Similar to iteration using `pairs`, modifying the table entries for keys other than the current one results in unspecified behavior.
## Typechecking improvements
We have added a missing check to compare implicit table keys against the key type of the table indexer:
```lua
-- error is correctly reported, implicit keys (1,2,3) are not compatible with [string]
local t: { [string]: boolean } = { true, true, false }
```
Rules for `==` and `~=` have been relaxed for union types, if any of the union parts can be compared, operation succeeds:
```lua
--!strict
local function compare(v1: Vector3, v2: Vector3?)
return v1 == v2 -- no longer an error
end
```
Table value type propagation now correctly works with `[any]` key type:
```lua
--!strict
type X = {[any]: string | boolean}
local x: X = { key = "str" } -- no longer gives an incorrect error
```
If a generic function doesn't provide type annotations for all arguments and the return value, additional generic type parameters might be added automatically:
```lua
-- previously it was foo<T>, now it's foo<T, b>, because second argument is also generic
function foo<T>(x: T, y) end
```
We have also fixed various issues that have caused crashes, with many of them coming from your bug reports.
## Linter improvements
`GlobalUsedAsLocal` lint warning has been extended to notice when global variable writes always happen before their use in a local scope, suggesting that they can be replaced with a local variable:
```lua
function bar()
foo = 6 -- Global 'foo' is never read before being written. Consider changing it to local
return foo
end
function baz()
foo = 10
return foo
end
```
## Performance improvements
Garbage collection CPU utilization has been tuned to further reduce frame time spikes of individual collection steps and to bring different GC stages to the same level of CPU utilization.

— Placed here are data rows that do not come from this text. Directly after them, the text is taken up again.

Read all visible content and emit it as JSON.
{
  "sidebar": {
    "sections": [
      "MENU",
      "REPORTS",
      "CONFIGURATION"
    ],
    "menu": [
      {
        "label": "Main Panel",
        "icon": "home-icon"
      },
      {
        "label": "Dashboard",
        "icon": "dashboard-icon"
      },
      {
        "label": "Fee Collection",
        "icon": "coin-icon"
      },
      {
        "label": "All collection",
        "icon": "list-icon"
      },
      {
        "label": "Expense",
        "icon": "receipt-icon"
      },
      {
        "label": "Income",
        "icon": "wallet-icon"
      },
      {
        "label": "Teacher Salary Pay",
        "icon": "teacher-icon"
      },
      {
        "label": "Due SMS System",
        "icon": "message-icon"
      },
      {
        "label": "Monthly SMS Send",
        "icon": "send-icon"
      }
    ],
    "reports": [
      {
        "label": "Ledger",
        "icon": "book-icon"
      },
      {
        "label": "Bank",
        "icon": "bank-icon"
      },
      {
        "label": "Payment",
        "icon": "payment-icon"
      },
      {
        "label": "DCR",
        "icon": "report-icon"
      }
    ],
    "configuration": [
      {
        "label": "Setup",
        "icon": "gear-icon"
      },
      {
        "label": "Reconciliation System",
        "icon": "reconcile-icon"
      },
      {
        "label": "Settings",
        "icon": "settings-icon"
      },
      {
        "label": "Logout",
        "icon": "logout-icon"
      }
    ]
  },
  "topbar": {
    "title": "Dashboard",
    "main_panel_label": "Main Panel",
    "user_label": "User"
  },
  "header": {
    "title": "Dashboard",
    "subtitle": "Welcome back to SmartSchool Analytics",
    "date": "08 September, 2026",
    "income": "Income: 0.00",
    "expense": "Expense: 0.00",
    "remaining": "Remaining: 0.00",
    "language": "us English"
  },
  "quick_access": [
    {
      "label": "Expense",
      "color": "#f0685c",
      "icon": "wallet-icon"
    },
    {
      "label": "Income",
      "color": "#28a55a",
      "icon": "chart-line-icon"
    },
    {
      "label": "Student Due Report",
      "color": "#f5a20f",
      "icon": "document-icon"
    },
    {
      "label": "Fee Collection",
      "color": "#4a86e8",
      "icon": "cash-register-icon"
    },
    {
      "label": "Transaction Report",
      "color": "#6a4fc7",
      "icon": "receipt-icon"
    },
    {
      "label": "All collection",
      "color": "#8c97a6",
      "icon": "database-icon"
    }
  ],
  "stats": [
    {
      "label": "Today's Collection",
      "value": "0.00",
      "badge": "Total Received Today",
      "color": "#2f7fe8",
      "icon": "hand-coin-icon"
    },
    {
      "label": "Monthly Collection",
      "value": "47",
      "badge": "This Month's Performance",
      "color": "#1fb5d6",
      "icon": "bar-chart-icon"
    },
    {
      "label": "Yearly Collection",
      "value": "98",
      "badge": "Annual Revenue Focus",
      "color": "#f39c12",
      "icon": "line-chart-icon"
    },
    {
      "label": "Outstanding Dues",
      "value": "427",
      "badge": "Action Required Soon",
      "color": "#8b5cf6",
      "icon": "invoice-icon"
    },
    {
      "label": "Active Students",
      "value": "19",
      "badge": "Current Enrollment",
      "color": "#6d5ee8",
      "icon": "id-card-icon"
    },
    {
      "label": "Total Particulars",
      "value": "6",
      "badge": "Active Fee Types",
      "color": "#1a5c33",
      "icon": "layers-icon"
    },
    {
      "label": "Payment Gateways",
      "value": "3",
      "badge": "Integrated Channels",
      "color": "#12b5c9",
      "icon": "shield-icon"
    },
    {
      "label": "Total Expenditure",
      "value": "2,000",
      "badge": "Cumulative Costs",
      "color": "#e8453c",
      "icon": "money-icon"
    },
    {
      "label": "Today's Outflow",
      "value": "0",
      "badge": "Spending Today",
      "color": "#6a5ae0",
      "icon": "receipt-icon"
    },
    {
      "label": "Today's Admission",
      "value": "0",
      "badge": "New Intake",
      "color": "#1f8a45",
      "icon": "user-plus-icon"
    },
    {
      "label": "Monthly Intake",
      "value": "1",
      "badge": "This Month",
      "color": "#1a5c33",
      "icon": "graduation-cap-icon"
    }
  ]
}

Returning a type-cast local (`return a :: type`) as well as returning multiple local variables (`return a, b, c`) is now a little bit more efficient.
### Function inlining and loop unrolling
In the open-source release of Luau, when optimization level 2 is enabled, the compiler will now perform function inlining and loop unrolling.
Only loops with loop bounds known at compile time, such as `for i=1,4 do`, can be unrolled. The loop body must be simple enough for the optimization to be profitable; compiler uses heuristics to estimate the performance benefit and automatically decide if unrolling should be performed.
Only local functions (defined either as `local function foo` or `local foo = function`) can be inlined. The function body must be simple enough for the optimization to be profitable; compiler uses heuristics to estimate the performance benefit and automatically decide if each call to the function should be inlined instead. Additionally recursive invocations of a function can't be inlined at this time, and inlining is completely disabled for modules that use `getfenv`/`setfenv` functions.